Les requins font partie de la faune méditerranéenne et occupent une place incontournable dans le fonctionnement de l’écosystème. Avec les raies et les poissons-chats, ils forment l’ensemble des poissons cartilagineux. La Méditerranée s’impose même comme un foyer de diversité pour ce groupe animal.
Au total, plus de 80 espèces de poissons cartilagineux ont été recensées dans cette mer. Parmi elles, 73 espèces ont fait l’objet d’un examen sur leur situation : le verdict tombe, la moitié sont aujourd’hui menacées. En tant que prédateurs, les requins modèlent la chaîne alimentaire, soutiennent la diversité biologique et contribuent à l’équilibre des populations de poissons. La pression qui pèse sur ces espèces-clés est le symptôme d’une mer Méditerranée dont la vitalité s’amenuise.

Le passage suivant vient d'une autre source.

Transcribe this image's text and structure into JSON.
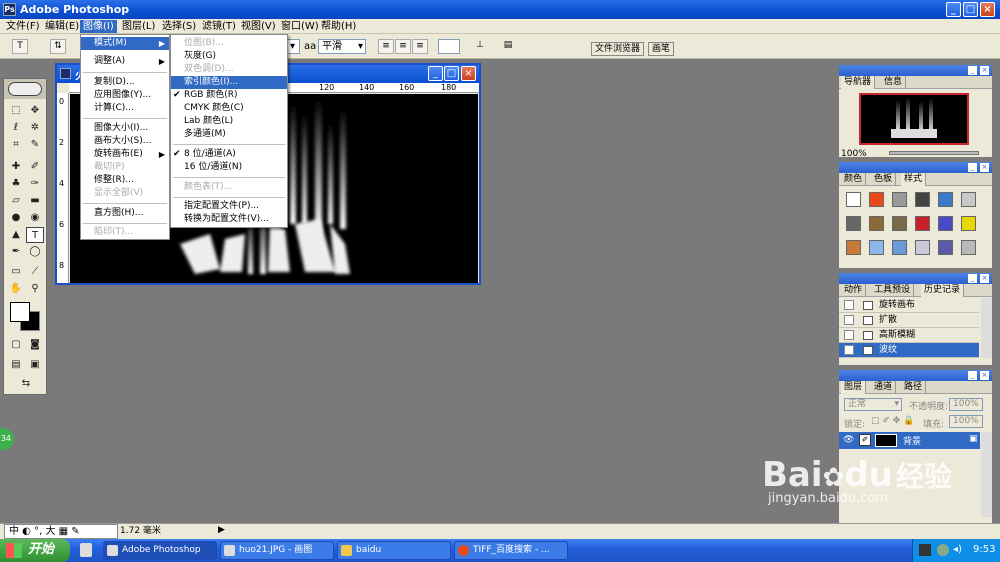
{
  "app": {
    "title": "Adobe Photoshop",
    "icon": "photoshop-icon"
  },
  "window_controls": {
    "minimize": "_",
    "maximize": "□",
    "close": "×"
  },
  "menubar": [
    {
      "label": "文件(F)"
    },
    {
      "label": "编辑(E)"
    },
    {
      "label": "图像(I)"
    },
    {
      "label": "图层(L)"
    },
    {
      "label": "选择(S)"
    },
    {
      "label": "滤镜(T)"
    },
    {
      "label": "视图(V)"
    },
    {
      "label": "窗口(W)"
    },
    {
      "label": "帮助(H)"
    }
  ],
  "options": {
    "tool_label": "T",
    "antialias_label": "aa",
    "antialias_value": "平滑",
    "palette_well_tabs": [
      "文件浏览器",
      "画笔"
    ]
  },
  "document": {
    "title": "火",
    "ruler_h": [
      "120",
      "140",
      "160",
      "180"
    ],
    "ruler_v": [
      "0",
      "2",
      "4",
      "6",
      "8"
    ]
  },
  "image_menu": {
    "items": [
      {
        "label": "模式(M)",
        "submenu": true,
        "highlight": true
      },
      {
        "label": "调整(A)",
        "submenu": true
      },
      {
        "sep": true
      },
      {
        "label": "复制(D)..."
      },
      {
        "label": "应用图像(Y)..."
      },
      {
        "label": "计算(C)..."
      },
      {
        "sep": true
      },
      {
        "label": "图像大小(I)..."
      },
      {
        "label": "画布大小(S)..."
      },
      {
        "label": "旋转画布(E)",
        "submenu": true
      },
      {
        "label": "裁切(P)",
        "disabled": true
      },
      {
        "label": "修整(R)..."
      },
      {
        "label": "显示全部(V)",
        "disabled": true
      },
      {
        "sep": true
      },
      {
        "label": "直方图(H)..."
      },
      {
        "sep": true
      },
      {
        "label": "陷印(T)...",
        "disabled": true
      }
    ]
  },
  "mode_submenu": {
    "items": [
      {
        "label": "位图(B)...",
        "disabled": true
      },
      {
        "label": "灰度(G)"
      },
      {
        "label": "双色调(D)...",
        "disabled": true
      },
      {
        "label": "索引颜色(I)...",
        "highlight": true
      },
      {
        "label": "RGB 颜色(R)",
        "checked": true
      },
      {
        "label": "CMYK 颜色(C)"
      },
      {
        "label": "Lab 颜色(L)"
      },
      {
        "label": "多通道(M)"
      },
      {
        "sep": true
      },
      {
        "label": "8 位/通道(A)",
        "checked": true
      },
      {
        "label": "16 位/通道(N)"
      },
      {
        "sep": true
      },
      {
        "label": "颜色表(T)...",
        "disabled": true
      },
      {
        "sep": true
      },
      {
        "label": "指定配置文件(P)..."
      },
      {
        "label": "转换为配置文件(V)..."
      }
    ]
  },
  "navigator": {
    "tabs": [
      "导航器",
      "信息"
    ],
    "zoom": "100%"
  },
  "color_panel": {
    "tabs": [
      "颜色",
      "色板",
      "样式"
    ],
    "style_colors": [
      "#ffffff",
      "#e84a1a",
      "#9a9a9a",
      "#444444",
      "#3a7ac8",
      "#c8c8c8",
      "#666666",
      "#8a6a3a",
      "#7a6a4a",
      "#c8202a",
      "#4a4ac8",
      "#e8d800",
      "#c87a3a",
      "#8ab8e8",
      "#6a9ad8",
      "#c8c8d8",
      "#5a5aa8",
      "#b8b8b8"
    ]
  },
  "history_panel": {
    "tabs": [
      "动作",
      "工具预设",
      "历史记录"
    ],
    "items": [
      {
        "label": "旋转画布"
      },
      {
        "label": "扩散"
      },
      {
        "label": "高斯模糊"
      },
      {
        "label": "波纹",
        "active": true
      }
    ]
  },
  "layers_panel": {
    "tabs": [
      "图层",
      "通道",
      "路径"
    ],
    "blend_mode": "正常",
    "opacity_label": "不透明度:",
    "opacity_value": "100%",
    "lock_label": "锁定:",
    "fill_label": "填充:",
    "fill_value": "100%",
    "layer_name": "背景"
  },
  "statusbar": {
    "zoom_value": "1.72 毫米",
    "ime_text": "中",
    "ime_big": "大"
  },
  "taskbar": {
    "start_label": "开始",
    "tasks": [
      {
        "label": "Adobe Photoshop",
        "active": true
      },
      {
        "label": "huo21.JPG - 画图"
      },
      {
        "label": "baidu"
      },
      {
        "label": "TIFF_百度搜索 - ..."
      }
    ],
    "clock": "9:53"
  },
  "watermark": {
    "brand": "Bai",
    "brand2": "du",
    "text": "经验",
    "url": "jingyan.baidu.com"
  },
  "side_badge": "34"
}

Quels requins croisent en Méditerranée ?
Peu de gens le savent, mais le fameux grand requin blanc nage aussi dans les eaux méditerranéennes. Des chroniques anciennes attestent sa présence depuis l’an 476. On recense des juvéniles et des adultes, surtout dans le détroit de Sicile, la mer Adriatique et la mer Égée.
Le requin hareng (shai hareng naturepl.com/Doug Perrine/WWF) sillonne lui aussi la Méditerranée. Il partage de nombreux traits avec le grand blanc dont il est un cousin direct, à la différence notable de sa taille plus modeste et de son agilité à la chasse.
Parmi les résidents emblématiques, on trouve aussi le requin-tigre de sable (requin tigre de sable Tanya Houppermans). C’est le seul requin capable d’accumuler de l’air dans son estomac, qui lui sert de flotteur naturel. Il peut ainsi se maintenir immobile dans la colonne d’eau, notamment dans les grottes ou sous les surplombs rocheux où il aime passer la journée en semi-sommeil.
Le requin bleu (Blauhai Joost van Uffelen/WWF) est aussi une figure familière. Cette espèce de poisson cartilagineux évolue surtout dans les zones côtières. Les requins bleus plongent parfois jusqu’à 350 mètres de fond. Leur silhouette élancée, leurs grandes nageoires et leur robe bleu profond leur permettent de naviguer avec aisance en haute mer.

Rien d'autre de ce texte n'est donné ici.